Take a look at the quantiles crate. It implements interesting algorithms to keep the amount of memory stored small while maintaining an upper bound on error. I think this is what you’d want.

If the memory requirements are still too large, try increasing the error tolerance.

There’s also the average crate which implements the Quantile type for keeping track of an arbitrary quantile with constant memory but unbounded error. If I were you, I would try to find a way to make the quantiles crate work before trying this one. Unbounded error sounds like it could be tricky.

6 Likes

You could also implement the median-of-medians algorithm. In brief, the median of some disjoint and covering subsets of a sample is an estimator of the sample median itself. It's not exact and I don't have an instinct as to how good it actually is, but at least it allows you to define a clear memory-accuracy trade-off (the more subsets you generate and the more intermediate medians you store, the closer the estimation will be to the true value).

Probably pretty good if you can reliably obtain the covering subset for your sample space, in practice that is something which relies on ergodic averaging and finding it is a related problem in and of its self .

That is the larger challenge. I do have a measure of how many guaranteed-uncorrelated visits there have been to the subspace in question, which I use to decide when I probably have enough information, but that can't tell me whether I've adequately sampled the subspace.

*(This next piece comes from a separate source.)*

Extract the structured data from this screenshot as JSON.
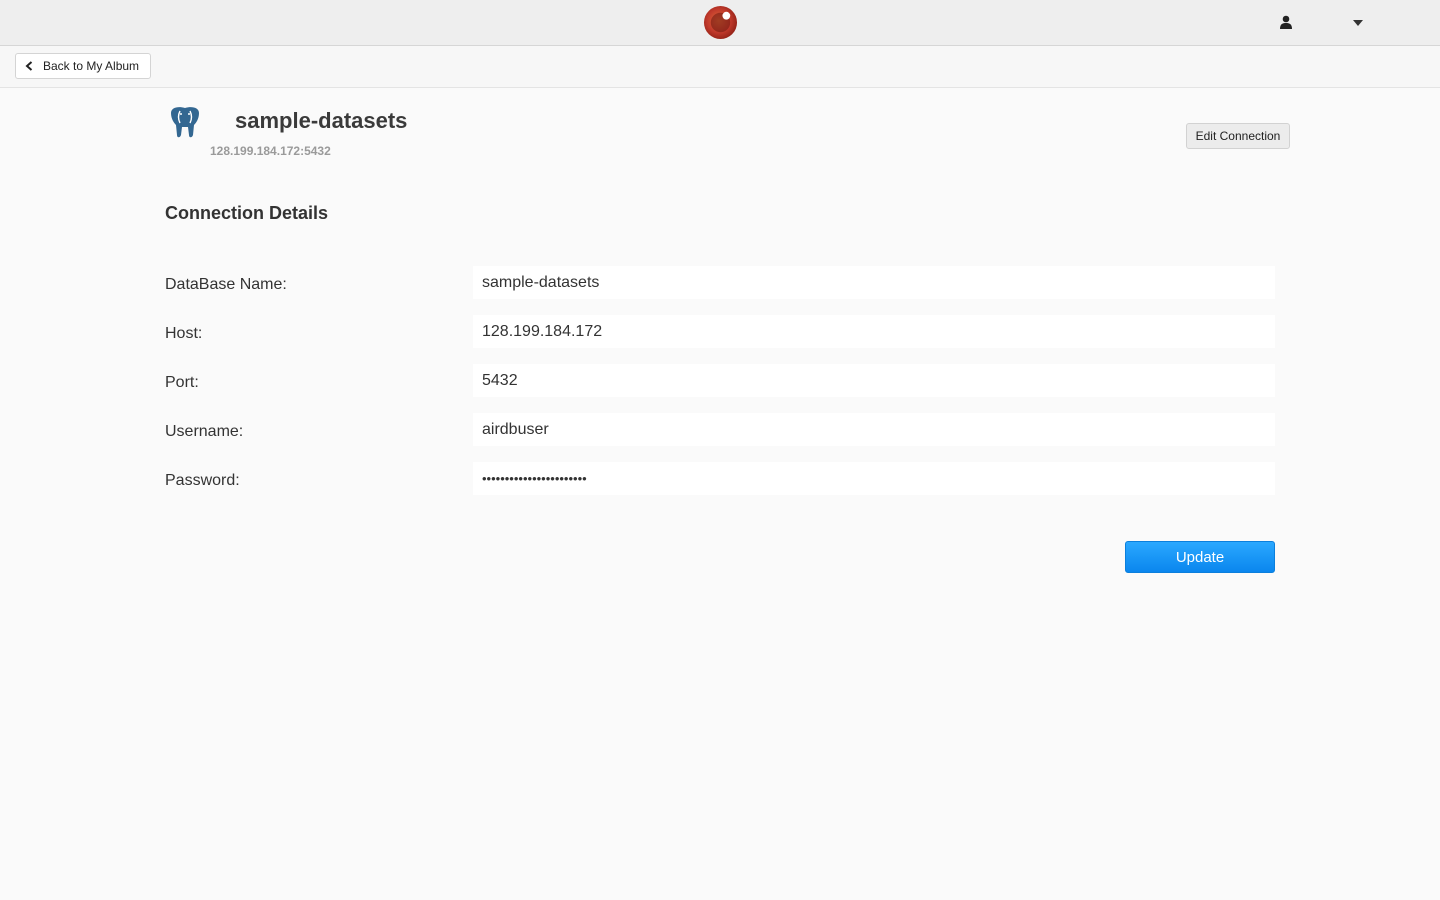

Generally you would always run multiple discrete samples with identical characteristics and test for convergence using Rhat (et. al.) and possibly try to generate a trace-plot. I don't think there is any good way to do this sort of adequacy testing from a single sample run.

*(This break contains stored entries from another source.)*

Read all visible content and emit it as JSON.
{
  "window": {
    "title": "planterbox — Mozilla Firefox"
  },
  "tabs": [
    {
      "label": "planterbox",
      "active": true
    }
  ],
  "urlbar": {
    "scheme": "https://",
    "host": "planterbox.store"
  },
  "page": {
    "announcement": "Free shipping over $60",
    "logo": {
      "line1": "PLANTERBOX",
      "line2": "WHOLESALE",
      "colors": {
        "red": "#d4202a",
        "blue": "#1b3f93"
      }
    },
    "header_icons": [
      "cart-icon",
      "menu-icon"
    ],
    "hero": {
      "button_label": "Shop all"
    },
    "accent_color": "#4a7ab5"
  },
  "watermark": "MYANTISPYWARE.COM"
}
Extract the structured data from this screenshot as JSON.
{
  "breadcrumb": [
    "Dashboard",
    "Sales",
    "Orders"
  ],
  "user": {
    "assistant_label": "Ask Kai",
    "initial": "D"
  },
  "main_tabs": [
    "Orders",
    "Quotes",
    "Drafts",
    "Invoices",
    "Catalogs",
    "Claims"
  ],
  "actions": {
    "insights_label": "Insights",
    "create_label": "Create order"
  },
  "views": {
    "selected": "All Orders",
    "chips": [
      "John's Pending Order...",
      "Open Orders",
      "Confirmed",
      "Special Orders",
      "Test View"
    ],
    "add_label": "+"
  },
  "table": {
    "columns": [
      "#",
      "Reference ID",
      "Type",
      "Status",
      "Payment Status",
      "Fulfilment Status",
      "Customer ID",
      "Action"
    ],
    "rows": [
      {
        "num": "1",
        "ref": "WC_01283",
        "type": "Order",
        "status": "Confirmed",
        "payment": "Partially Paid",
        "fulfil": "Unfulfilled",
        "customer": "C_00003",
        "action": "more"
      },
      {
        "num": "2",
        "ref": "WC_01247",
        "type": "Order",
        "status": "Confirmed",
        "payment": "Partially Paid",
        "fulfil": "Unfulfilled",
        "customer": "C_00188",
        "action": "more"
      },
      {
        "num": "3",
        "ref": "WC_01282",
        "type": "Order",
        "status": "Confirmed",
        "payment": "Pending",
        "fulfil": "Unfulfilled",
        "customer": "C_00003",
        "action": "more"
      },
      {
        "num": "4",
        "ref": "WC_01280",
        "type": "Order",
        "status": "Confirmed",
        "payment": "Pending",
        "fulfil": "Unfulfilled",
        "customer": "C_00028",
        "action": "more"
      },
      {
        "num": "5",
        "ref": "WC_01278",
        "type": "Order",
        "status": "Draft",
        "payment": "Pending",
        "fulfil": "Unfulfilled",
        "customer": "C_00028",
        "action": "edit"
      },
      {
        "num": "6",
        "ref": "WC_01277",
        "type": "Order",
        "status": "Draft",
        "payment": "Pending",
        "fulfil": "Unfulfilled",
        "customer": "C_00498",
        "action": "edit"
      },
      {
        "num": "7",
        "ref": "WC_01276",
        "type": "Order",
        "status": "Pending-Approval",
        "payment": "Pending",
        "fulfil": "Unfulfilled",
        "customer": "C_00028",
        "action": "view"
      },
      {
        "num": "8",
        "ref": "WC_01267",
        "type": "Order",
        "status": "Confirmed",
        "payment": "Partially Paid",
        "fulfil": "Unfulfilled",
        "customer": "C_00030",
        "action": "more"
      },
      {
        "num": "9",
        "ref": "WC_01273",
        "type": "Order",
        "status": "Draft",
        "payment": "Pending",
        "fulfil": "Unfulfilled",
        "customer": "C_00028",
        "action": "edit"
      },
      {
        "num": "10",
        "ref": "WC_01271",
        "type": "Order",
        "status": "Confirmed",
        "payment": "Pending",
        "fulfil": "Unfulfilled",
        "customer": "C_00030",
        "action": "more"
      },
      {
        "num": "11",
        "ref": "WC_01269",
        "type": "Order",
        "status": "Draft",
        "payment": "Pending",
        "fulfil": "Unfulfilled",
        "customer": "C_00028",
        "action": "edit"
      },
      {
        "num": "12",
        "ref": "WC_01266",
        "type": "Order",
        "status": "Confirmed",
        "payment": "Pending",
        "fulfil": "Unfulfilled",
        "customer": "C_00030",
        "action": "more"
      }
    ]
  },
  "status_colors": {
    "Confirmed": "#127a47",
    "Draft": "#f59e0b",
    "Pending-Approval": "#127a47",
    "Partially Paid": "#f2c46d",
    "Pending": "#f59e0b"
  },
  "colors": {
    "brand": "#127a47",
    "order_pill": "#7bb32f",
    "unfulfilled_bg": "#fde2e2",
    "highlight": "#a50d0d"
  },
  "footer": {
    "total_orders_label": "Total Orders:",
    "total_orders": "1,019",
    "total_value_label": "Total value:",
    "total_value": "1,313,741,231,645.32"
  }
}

Any approach involving an assumed form for the probability distribution seems like a non-starter. I'm not willing to bias my computation in that way, even if it is for a computation that is easily checked afterwards (and is actually checked, and can in principle be automatically corrected).

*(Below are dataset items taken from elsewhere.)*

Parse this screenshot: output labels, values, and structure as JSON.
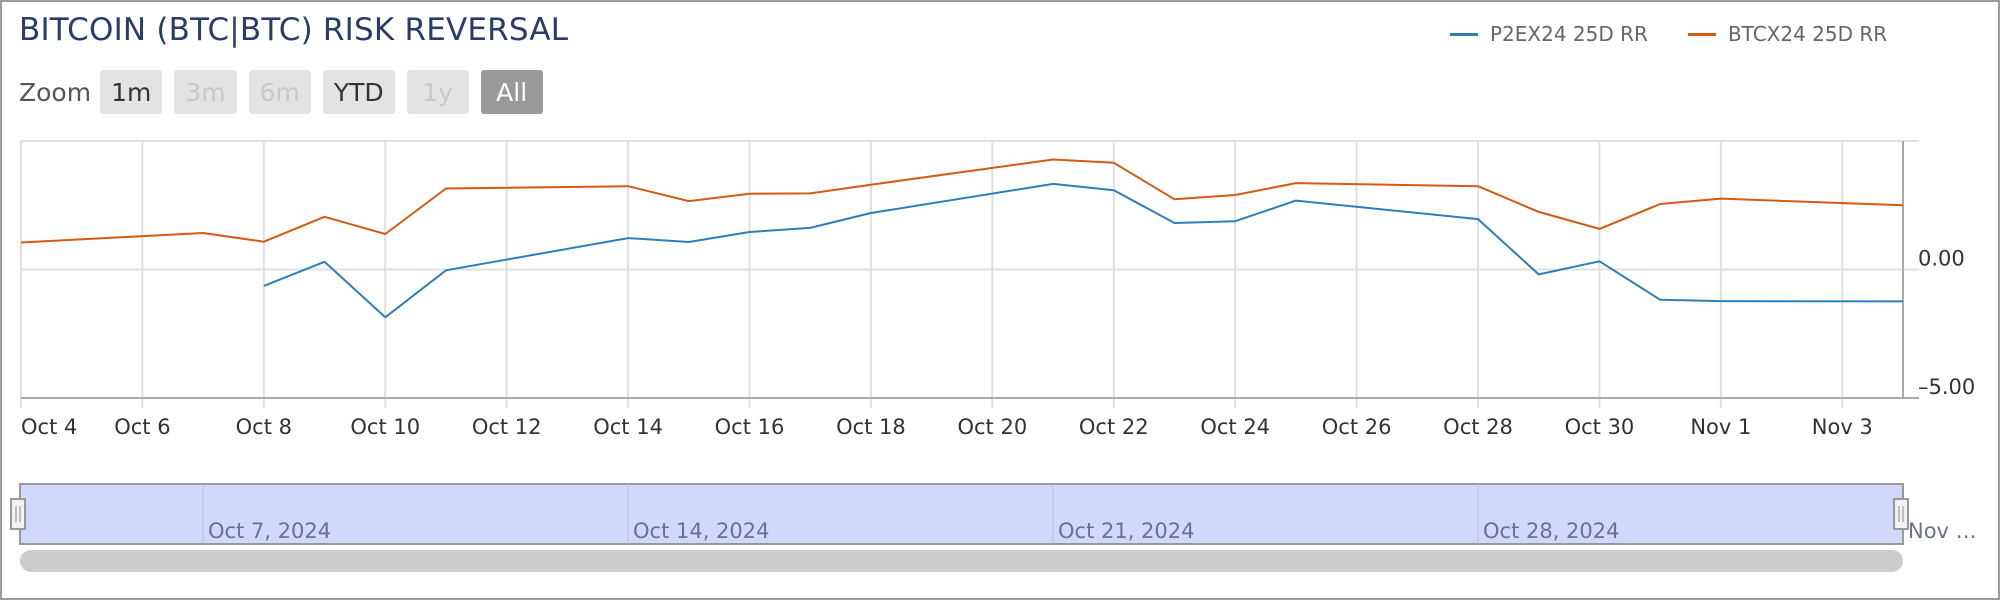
{
  "title": "BITCOIN (BTC|BTC) RISK REVERSAL",
  "range_selector": {
    "label": "Zoom",
    "buttons": [
      {
        "label": "1m",
        "state": "enabled"
      },
      {
        "label": "3m",
        "state": "disabled"
      },
      {
        "label": "6m",
        "state": "disabled"
      },
      {
        "label": "YTD",
        "state": "enabled"
      },
      {
        "label": "1y",
        "state": "disabled"
      },
      {
        "label": "All",
        "state": "active"
      }
    ]
  },
  "colors": {
    "series_blue": "#2f7ebc",
    "series_orange": "#d55a12",
    "title": "#2b3b6b",
    "navigator_fill": "#d2d8fb",
    "scrollbar": "#cccccc"
  },
  "navigator": {
    "labels": [
      "Oct 7, 2024",
      "Oct 14, 2024",
      "Oct 21, 2024",
      "Oct 28, 2024",
      "Nov …"
    ],
    "selected_range": [
      "Oct 4, 2024",
      "Nov 4, 2024"
    ]
  },
  "chart_data": {
    "type": "line",
    "title": "BITCOIN (BTC|BTC) RISK REVERSAL",
    "xlabel": "",
    "ylabel": "",
    "x_range": [
      "2024-10-04",
      "2024-11-04"
    ],
    "ylim": [
      -5,
      5
    ],
    "y_ticks": [
      {
        "value": 0,
        "label": "0.00"
      },
      {
        "value": -5,
        "label": "-5.00"
      }
    ],
    "x_ticks": [
      {
        "date": "2024-10-04",
        "label": "Oct 4"
      },
      {
        "date": "2024-10-06",
        "label": "Oct 6"
      },
      {
        "date": "2024-10-08",
        "label": "Oct 8"
      },
      {
        "date": "2024-10-10",
        "label": "Oct 10"
      },
      {
        "date": "2024-10-12",
        "label": "Oct 12"
      },
      {
        "date": "2024-10-14",
        "label": "Oct 14"
      },
      {
        "date": "2024-10-16",
        "label": "Oct 16"
      },
      {
        "date": "2024-10-18",
        "label": "Oct 18"
      },
      {
        "date": "2024-10-20",
        "label": "Oct 20"
      },
      {
        "date": "2024-10-22",
        "label": "Oct 22"
      },
      {
        "date": "2024-10-24",
        "label": "Oct 24"
      },
      {
        "date": "2024-10-26",
        "label": "Oct 26"
      },
      {
        "date": "2024-10-28",
        "label": "Oct 28"
      },
      {
        "date": "2024-10-30",
        "label": "Oct 30"
      },
      {
        "date": "2024-11-01",
        "label": "Nov 1"
      },
      {
        "date": "2024-11-03",
        "label": "Nov 3"
      }
    ],
    "grid": true,
    "legend": "top-right",
    "series": [
      {
        "name": "P2EX24 25D RR",
        "color": "#2f7ebc",
        "points": [
          {
            "x": "2024-10-08",
            "y": -0.64
          },
          {
            "x": "2024-10-09",
            "y": 0.3
          },
          {
            "x": "2024-10-10",
            "y": -1.86
          },
          {
            "x": "2024-10-11",
            "y": -0.03
          },
          {
            "x": "2024-10-14",
            "y": 1.22
          },
          {
            "x": "2024-10-15",
            "y": 1.07
          },
          {
            "x": "2024-10-16",
            "y": 1.46
          },
          {
            "x": "2024-10-17",
            "y": 1.62
          },
          {
            "x": "2024-10-18",
            "y": 2.2
          },
          {
            "x": "2024-10-21",
            "y": 3.33
          },
          {
            "x": "2024-10-22",
            "y": 3.08
          },
          {
            "x": "2024-10-23",
            "y": 1.81
          },
          {
            "x": "2024-10-24",
            "y": 1.88
          },
          {
            "x": "2024-10-25",
            "y": 2.68
          },
          {
            "x": "2024-10-28",
            "y": 1.96
          },
          {
            "x": "2024-10-29",
            "y": -0.19
          },
          {
            "x": "2024-10-30",
            "y": 0.32
          },
          {
            "x": "2024-10-31",
            "y": -1.18
          },
          {
            "x": "2024-11-01",
            "y": -1.23
          },
          {
            "x": "2024-11-04",
            "y": -1.24
          }
        ]
      },
      {
        "name": "BTCX24 25D RR",
        "color": "#d55a12",
        "points": [
          {
            "x": "2024-10-04",
            "y": 1.05
          },
          {
            "x": "2024-10-07",
            "y": 1.42
          },
          {
            "x": "2024-10-08",
            "y": 1.08
          },
          {
            "x": "2024-10-09",
            "y": 2.05
          },
          {
            "x": "2024-10-10",
            "y": 1.38
          },
          {
            "x": "2024-10-11",
            "y": 3.15
          },
          {
            "x": "2024-10-14",
            "y": 3.24
          },
          {
            "x": "2024-10-15",
            "y": 2.66
          },
          {
            "x": "2024-10-16",
            "y": 2.95
          },
          {
            "x": "2024-10-17",
            "y": 2.96
          },
          {
            "x": "2024-10-18",
            "y": 3.3
          },
          {
            "x": "2024-10-21",
            "y": 4.28
          },
          {
            "x": "2024-10-22",
            "y": 4.15
          },
          {
            "x": "2024-10-23",
            "y": 2.73
          },
          {
            "x": "2024-10-24",
            "y": 2.9
          },
          {
            "x": "2024-10-25",
            "y": 3.36
          },
          {
            "x": "2024-10-28",
            "y": 3.24
          },
          {
            "x": "2024-10-29",
            "y": 2.24
          },
          {
            "x": "2024-10-30",
            "y": 1.58
          },
          {
            "x": "2024-10-31",
            "y": 2.55
          },
          {
            "x": "2024-11-01",
            "y": 2.76
          },
          {
            "x": "2024-11-04",
            "y": 2.5
          }
        ]
      }
    ]
  }
}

If it's any consolation, enough data will eventually nullify your bias.

A correct and reasonably fast (as in best result on Continuous Median – Kattis, Kattis ) can be implemented by keeping a "current median", and a BinaryHeap each for values below and above it.

The size of the heaps will grow with the number of values, but it's not possible to get anything close to a median any other way unless you know before the start how many values there will be, and then you still need to store half the values.

2 Likes

Having storage proportional to the number of samples is a non-starter: I don't have that much RAM. My biggest machine has 128 GB of RAM. And it's also false that you can't reasonably approximate the median with smaller storage, this thread lists numerous algorithms that do just that, the simplest (and what I'm currently experimenting with) being to find the median of a random subset of the data so far:

I expect the distinction in terms of "close" is whether we consider a number with 49% of the distribution above it. I would call that (for my purposes) close to the median, regardless of how much it might differ numerically. Even 32 random samples gives pretty good error, and if you increase the number it gets better as the square root of the number of samples stored, which isn't too bad.

Then you will have to do without the median. In practice, that "median of a random sample" may or may not be good enough, but beware that it will not give you a number that is close to the median, it will give you a number that is likely to be close to the median. Taking the median of a random 1 % sample of a big number of numbers will often get you close to the real median, but with bad luck (or a systemtic error in choosing samples) you may get a value that's 99% off.

But if a number that is probably, in most cases, close to the median is good enough, than that random sample sounds about as good as it gets.

1 Like

I agree, one should be more than a little wary of schemes relying on the 'average of averages' or a 'random sample from a random sample'.